The successful detection of low virus concentrations at an early time of the outbreak should make it possible to reconstruct the curve of the Covid-19 increase retrospectively. However, analysis of the more than 300 samples currently stored frozen at Eawag and EPFL may still take some time. It would take weeks before all of them were evaluated.
However, it would be difficult to draw conclusions about the exact number of infected persons. Among other things, the number of viruses excreted per infected person fluctuates too much. However, the course of events is important: Using the samples from Lausanne as an example, the scientists were able to roughly trace the increase in sars-CoV2 viruses in wastewater between March and April: Kohn currently estimates that the concentration has multiplied ten to a hundred times.
Samples have been taken from twelve wastewater treatment plants, nine of which are located in the Ticino, since the first Covid-19 diseases became known. However, the main goal of the project is not to look back, but to establish a system with an early warning function.
Sewage treatment plants should function as an early warning system
With samples from twenty large sewage treatment plants, geographically well distributed throughout Switzerland, it is possible to monitor the wastewater of around 2.5 million people, the ETHs write. There are more than 700 sewage treatment plants in Switzerland, which treat around 1.7 billion cubic metres of wastewater.
According to the Federal Office for the Environment (Bafu), infection with the coronavirus via contact with wastewater is very unlikely, as was stated in mid-April. According to Bafu, infection through skin contact with river and sea water also seems unlikely. This is because corona viruses only survive for a short time in water and are effectively killed in sewage treatment plants.
According to the report, research projects of this scope usually take several years. The group led by Kohn (Laboratory for Environmental Chemistry at the EPFL) and Christoph Ort and Tim Julian of Eawag had shown within a few weeks that the idea could become reality.
https://www.nau.ch/news/forschung/coron ... t-65700662
Our tap water has blue particles in it. You haven't drunk that for a long time!

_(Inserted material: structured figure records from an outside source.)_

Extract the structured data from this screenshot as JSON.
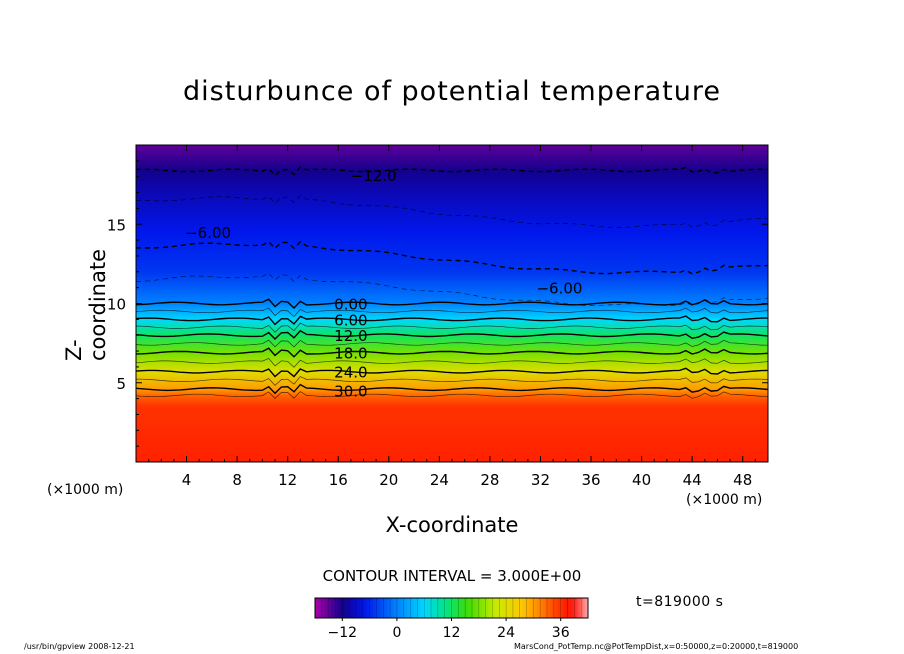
{
  "chart_data": {
    "type": "heatmap",
    "title": "disturbunce of potential temperature",
    "xlabel": "X-coordinate",
    "ylabel": "Z-coordinate",
    "x_unit_left": "(×1000 m)",
    "x_unit_right": "(×1000 m)",
    "xlim": [
      0,
      50
    ],
    "ylim": [
      0,
      20
    ],
    "x_ticks": [
      4,
      8,
      12,
      16,
      20,
      24,
      28,
      32,
      36,
      40,
      44,
      48
    ],
    "y_ticks": [
      5,
      10,
      15
    ],
    "contour_interval_text": "CONTOUR INTERVAL = 3.000E+00",
    "contour_labels": [
      {
        "text": "-12.0",
        "x": 18.8,
        "z": 18.1
      },
      {
        "text": "-6.00",
        "x": 5.7,
        "z": 14.5
      },
      {
        "text": "-6.00",
        "x": 33.5,
        "z": 11.0
      },
      {
        "text": "0.00",
        "x": 17.0,
        "z": 10.0
      },
      {
        "text": "6.00",
        "x": 17.0,
        "z": 9.0
      },
      {
        "text": "12.0",
        "x": 17.0,
        "z": 8.0
      },
      {
        "text": "18.0",
        "x": 17.0,
        "z": 6.9
      },
      {
        "text": "24.0",
        "x": 17.0,
        "z": 5.7
      },
      {
        "text": "30.0",
        "x": 17.0,
        "z": 4.5
      }
    ],
    "profile": [
      {
        "z": 0,
        "value": 37
      },
      {
        "z": 3.5,
        "value": 36
      },
      {
        "z": 4.2,
        "value": 33
      },
      {
        "z": 4.6,
        "value": 30
      },
      {
        "z": 5.7,
        "value": 24
      },
      {
        "z": 6.9,
        "value": 18
      },
      {
        "z": 8.0,
        "value": 12
      },
      {
        "z": 9.0,
        "value": 6
      },
      {
        "z": 10.0,
        "value": 0
      },
      {
        "z": 12.0,
        "value": -5
      },
      {
        "z": 14.5,
        "value": -7
      },
      {
        "z": 17.0,
        "value": -10
      },
      {
        "z": 18.4,
        "value": -12
      },
      {
        "z": 20.0,
        "value": -15
      }
    ],
    "colorbar": {
      "range": [
        -18,
        42
      ],
      "ticks": [
        -12,
        0,
        12,
        24,
        36
      ]
    },
    "time_label": "t=819000 s"
  },
  "footer": {
    "left": "/usr/bin/gpview   2008-12-21",
    "right": "MarsCond_PotTemp.nc@PotTempDist,x=0:50000,z=0:20000,t=819000"
  }
}
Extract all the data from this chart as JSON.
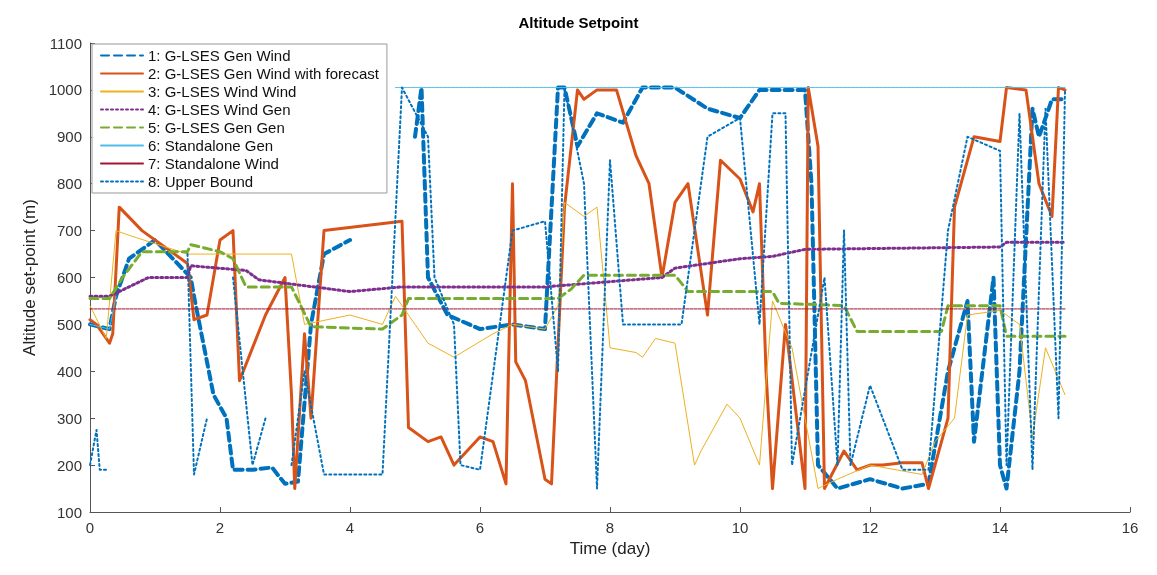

You don't even use it for cooking. (Since we have the descaler in the basement) These paricles do get caught in the sieve. But still it tastes a bit strange and sometimes there are stomach cramps.
Everything should always be safe for humans. But we destroy our world with all these things that make the world better. In the past, the water was more calcareous, people were less ill, but the devices still lived longer than today. It would be better to produce higher quality appliances again. Then we would also have less waste. But of course, there would be less profit for the companies. Consumers would have to pay more for that again. Moreover, one would have to learn to save again for many purchases.
The things that are already being discharged into the sewage system in the household today....Even residues of the often unnecessarily taken medication can be found inside.
Not for nothing one becomes, soon retired still to the extreme allergy sufferer.
I used to buy potatoes and apples for a winter. They were always as if they were fresh. Now I live again in the exact same flat as in the 80s. But after three weeks at the latest everything in the cellar is totally wrecked. Although it was bought directly from the farmer and uncleaned like then. After all, we do not have the same winters as before. This year we only had to shovel some snow for two days. November 1984 I couldn't even go outside with the pram anymore, there was so much snow. Now in November nothing more. The world seems to be beyond saving. The only question is, do we older people have to live through the worst of it? Anyway, it's coming sooner than anyone thought!